Personal information
- Born:: 8 March 1983 (age 42) London, England
- Height:: 6 ft 2 in (1.88 m)
- Weight:: 234 lb (106 kg)

Career information
- Position:: Linebacker
- College:: Kingston University
- NFL draft:: 2008: undrafted

Career history
- San Diego Chargers (2008)*; London Blitz (2000-2009); Seinajoki Crocodiles (2009); Calanda Broncos (2011);
- * Offseason and/or practice squad member only

Career highlights and awards
- BAFL MVP (2004);

= Jason Brisbane =

American football player and coach

Jason Brisbane is the Chief Executive Officer of Great Britain Wheelchair Rugby and a former American football player and coach. He was signed by the San Diego Chargers as an undrafted free agent in 2008 and spent a year on their practice squad. He also played in the British League, Finland, Switzerland, and Spanish League. In May 2021 Jason was appointed the new CEO of Great Britain Wheelchair Rugby.

==Playing career==
Brisbane began his playing career in England. Relatively small for the game, he compensated with extra speed, aggression and what coaches like to refer to as 'a nose for the ball' as a linebacker. He quickly played his way into the Great Britain teams at youth and then senior level and in 2004 he set a team record for the London Blitz by recording 22 tackles in a game. He was named the British American Football League's Most Valuable Player in 2004.

In 2008 Brisbane moved to the United States, and was picked up by the San Diego Chargers practice squad, but was released at the end of the season.

In 2009 Brisbane moved to Finland to join the Seinajoki Crocodiles who were midway through their season. Playing in 6 games Brisbane amassed a league leading 7 sacks, and 40 tackles (11 for loss).

At the end of 2009 Brisbane joined the Valencia Firebats (Spain) as a player/assistant defensive coordinator. Brisbane helped the Firebats to a historic win over the Elancourt Templier in the European Football League EFL group stages making them the first Spanish team to reach an EFL quarter-final. They were later defeated by the Swarco Raiders.

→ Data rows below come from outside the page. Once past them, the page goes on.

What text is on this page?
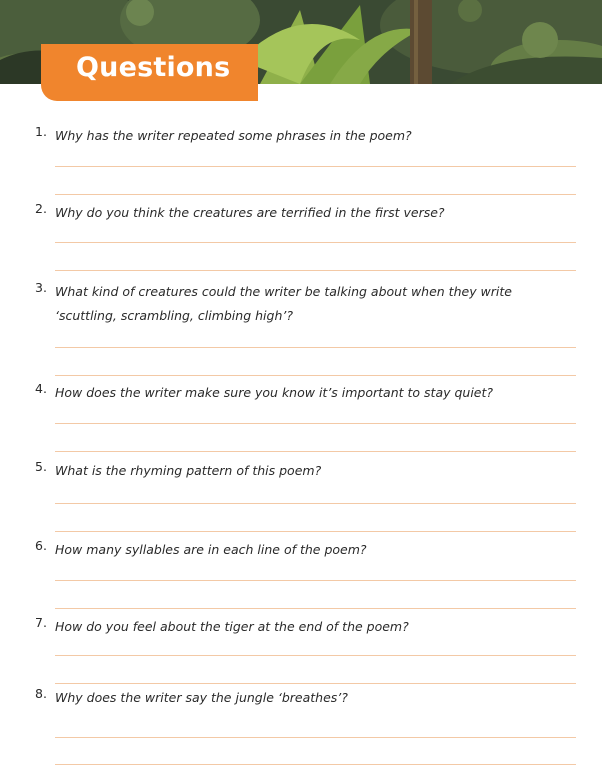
Questions
1. Why has the writer repeated some phrases in the poem?
2. Why do you think the creatures are terrified in the first verse?
3. What kind of creatures could the writer be talking about when they write ‘scuttling, scrambling, climbing high’?
4. How does the writer make sure you know it’s important to stay quiet?
5. What is the rhyming pattern of this poem?
6. How many syllables are in each line of the poem?
7. How do you feel about the tiger at the end of the poem?
8. Why does the writer say the jungle ‘breathes’?
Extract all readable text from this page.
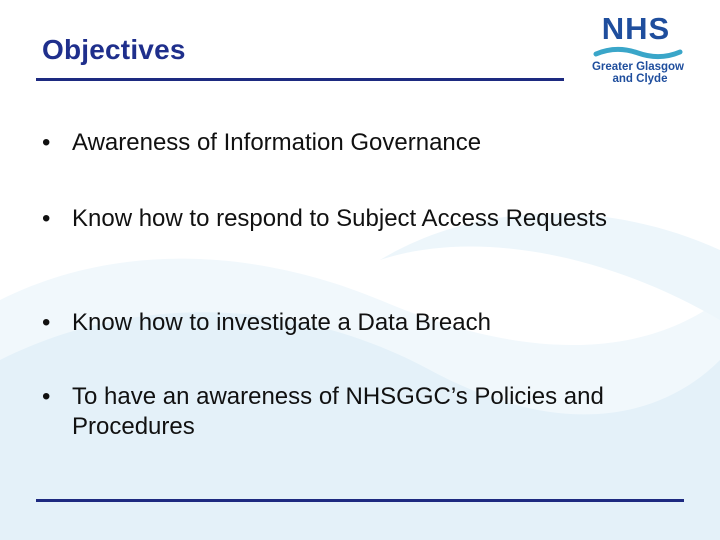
Objectives
NHS
Greater Glasgow
and Clyde
• Awareness of Information Governance
• Know how to respond to Subject Access Requests
• Know how to investigate a Data Breach
• To have an awareness of NHSGGC’s Policies and Procedures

In 2011 Brisbane joined British American Football team Leicester Falcons as defensive coordinator. He later signed a contract to play in the Swiss league with the Calanda Broncos where they won the Swiss championship.

In 2012 Brisbane returned to his former team the London Blitz where they reached the quarter-finals of the EFL and defeated the London Warriors in the BritBowl final.